Illustration: Eniola Odetunde/Axios

Car rental giant Hertz filed for Chapter 11 bankruptcy on Friday, ostensibly felled by a pandemic that dramatically lowered demand at its airport counters.

Under the hood: Hertz is a Frankenstein of financial engineering, beginning with its leveraged buyout in 2005 and continuing long after its private equity owners cashed out.

History: Clayton Dubilier & Rice led a $14.8 billion purchase of Hertz from Ford Motor Co. in late 2005. The deal included just $2.3 billion of equity, split equally with the Carlyle Group and Merrill Lynch's private equity unit, and leveraged $6.9 billion of financing against its fleet.

  • Six months later it completed a $1 billion dividend recap, meaning the private equity firms de-risked while the company re-levered.
  • Hertz went public less than a year after the buyout.

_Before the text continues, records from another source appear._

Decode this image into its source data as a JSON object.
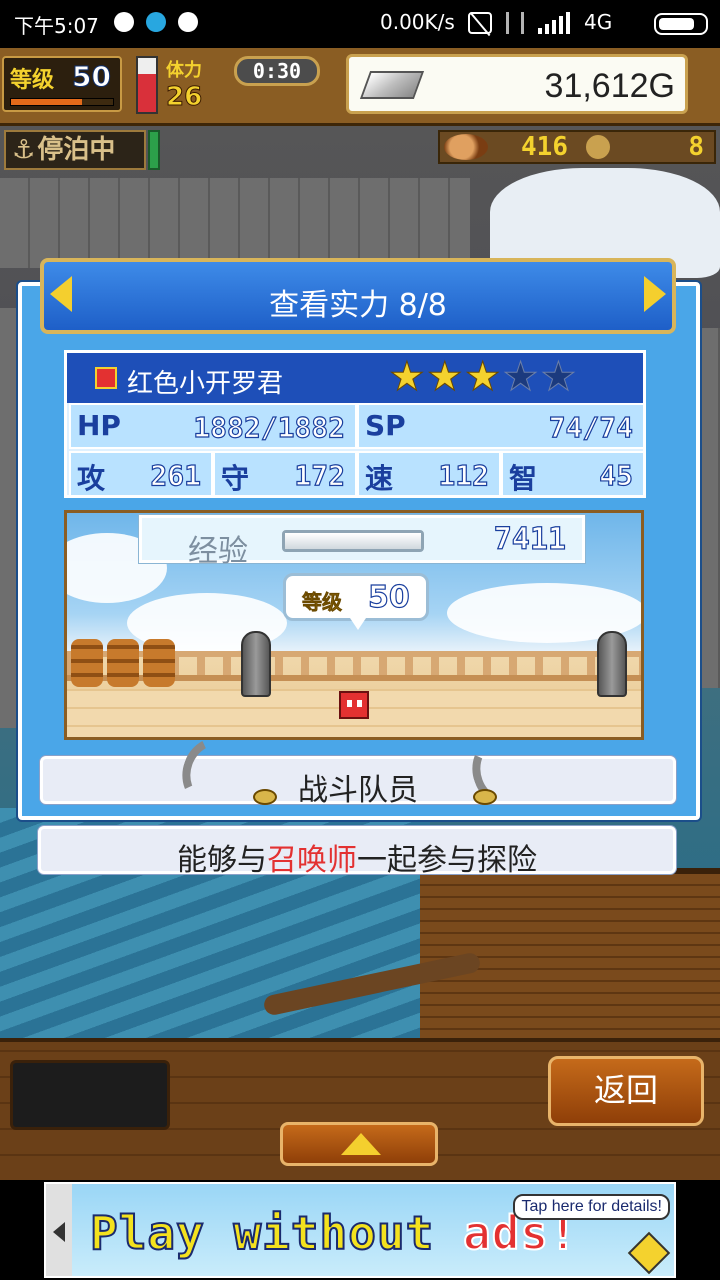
{
  "status_bar": {
    "time": "下午5:07",
    "network_speed": "0.00K/s",
    "network_type": "4G"
  },
  "hud": {
    "level_label": "等级",
    "level_value": "50",
    "stamina_label": "体力",
    "stamina_value": "26",
    "timer": "0:30",
    "gold": "31,612G",
    "docked_label": "停泊中",
    "food": "416",
    "coins": "8",
    "level_progress": 0.7,
    "stamina_level": 0.7
  },
  "panel": {
    "title": "查看实力 8/8",
    "character": {
      "name": "红色小开罗君",
      "stars_filled": 3,
      "stars_total": 5,
      "hp_label": "HP",
      "hp_value": "1882/1882",
      "sp_label": "SP",
      "sp_value": "74/74",
      "atk_label": "攻",
      "atk_value": "261",
      "def_label": "守",
      "def_value": "172",
      "spd_label": "速",
      "spd_value": "112",
      "int_label": "智",
      "int_value": "45"
    },
    "experience": {
      "label": "经验",
      "value": "7411",
      "level_label": "等级",
      "level_value": "50"
    },
    "role": "战斗队员",
    "description_before": "能够与",
    "description_highlight": "召唤师",
    "description_after": "一起参与探险"
  },
  "bottom": {
    "back_label": "返回"
  },
  "ad": {
    "text_before": "Play without",
    "text_highlight": "ads!",
    "tip": "Tap here for details!"
  },
  "colors": {
    "accent_gold": "#f4d22e",
    "panel_blue": "#4aa6e8",
    "highlight_red": "#e33131"
  }
}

Leading into the IPO, it had a debt-to-asset radio of nearly 95% and very little cash on hand.
  • In 2012 the company overpaid to buy smaller rivals Dollar and Thrifty, and in 2013 the private equity firms completely exited.
  • Following an accounting scandal that dated back to 2011, activist investor Carl Icahn began to invest. At the time of bankruptcy, he was the company's largest shareholder with nearly a 39% stake.
  • In 2016, Hertz spun off its equipment rental company into a separate, stand-alone public company.

What to know: Hertz made money by renting cars, but it was more in the car-leasing business. Or, more specifically, creating special purpose vehicles that would issue debt to buy cars, then leasing those cars and renting them out.

  • All the while it would pay coupons on the asset-backed securities, hoping to turn profits via the rentals combined with vehicle resale.
  • Plus, resale prices have fallen sharply during the pandemic, and will come under further pressure if Hertz creditors force partial fleet liquidation.

Here's how the FT's Sujeet Indap summarized things:

"Hertz is basically a bank that rents cars. This structure reduces the overall cost of capital but when the music stops, look out."

The bottom line: Hertz elevated the Wall Street shell game that originally helped finance its 2005 takeover, without apparently noticing that the original operators had left town.